The complex gene regulation and control mechanisms that are activated in the genetic reproductive system are the result of interpreting the gene sequences in DNA.

Another point you make is that there is only one genetic language on Earth. That is true, but there are some biological organisms that make use of a few amino acids not in the human genome and vice-versa. These are like "dialects" of a human language. Of course, the genetic language has been in development for some three or four billion years, Homo sapiens language for only 100,000, and metaphoric language for less than 10,000. International commerce has pretty much settled on English as the standard and I expect within the next century virtually all people on Earth will speak and understand a common language.

Ira Glickstein

Howard Pattee said...

Of course Ira is correct that any symbol vehicle per se is utterly meaningless until there is an interpreter. Semioticians agree that the concepts of sign and symbol imply an irreducible triadic relation: symbol-interpreter-referent. The interpreter is by far the most complicated, largely arbitrary, and usually ill-defined part of the relation. There is usually ambiguity in where the signs and symbols stop and the interpretation begins.

For example, when you hear the word “mosquito” your auditory nerve is not interpreting but just carrying pulse-coded symbols to your brain, the same as when you see a mosquito your optic nerves are just carrying symbols. When and how the brain becomes an interpreter instead of just a symbol processor is not understood. At least when you swat the mosquito we can be sure your brain has made an interpretation. Note that you may be busy at some other task and virtually unconscious of this complicated process.

In order to make the meaning of symbol more precise, I have limited it, by definition, to a structure that is not determined by energy-based physical laws. That just means you can string nucleotides, amino acids, words, or bits together in any order without worrying about their energy requirements. (This is called energy degeneracy.) However, whenever physical laws take over, as in the folding of proteins and subsequent enzyme catalysis, or swatting a mosquito, we are no longer in the symbolic domain, but the energy-based domain.

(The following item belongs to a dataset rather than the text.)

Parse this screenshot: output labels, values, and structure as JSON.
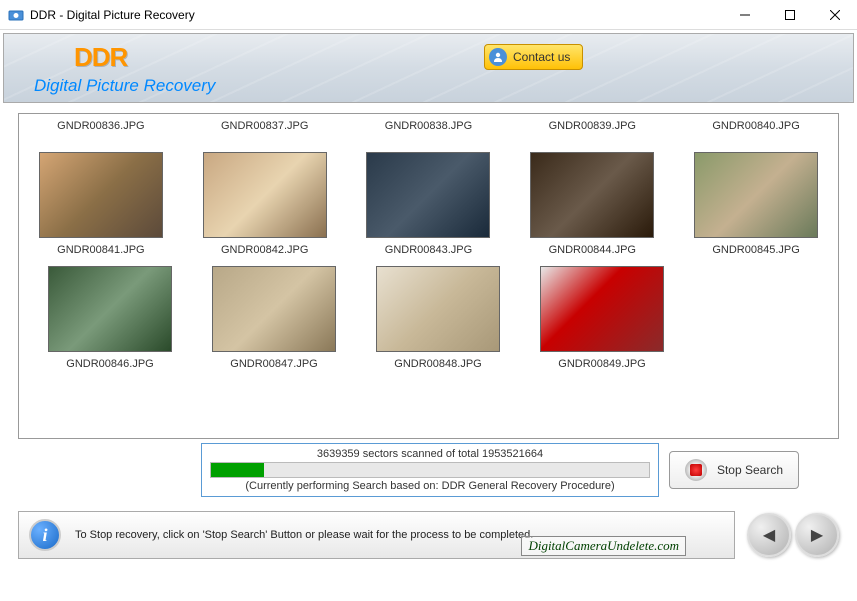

That is why by my definition of symbol, a gene does no more than describe the structure of proteins. There is no genetic symbol or “verb” that describes the folding or action of the protein. To “imply” verbal action is a human doing the interpretation. Natural language does have symbols for actions, and they can be manipulated symbolically without any energetic action taking place. A symbol for action is not an action.

You suggest that the Earth's biomass uses the genetic language to make statements and ask questions. According to modern evolution theory, the only process by which the Earth influences genes is by natural selection. I think describing natural selection as the Earth making statements is a fine anthropomorphic metaphor, but I don’t see how it could be a testable scientific hypothesis.

Howard Pattee said...

In answering Ira’s disagreements I discovered a logical inconsistency between two of my posts.

I said that genes as symbols can only describe the structure of proteins, and that genes have no symbols (no verbs) to describe their later actions. I think this is correct by my definition of symbol.

But then it follows that the genetic language cannot describe displacements in space and time. I don’t know of any genetic symbols corresponding to verbs and prepositions that in human language allow it to describe displacements. So I conclude that displacement is still a property that distinguishes genetic language from human language. However, I think Ira’s disbelief (7-31-08) that, “there is any such thing [as displacement] in animal language” is empirically questionable. I’ll try to find some counterexamples.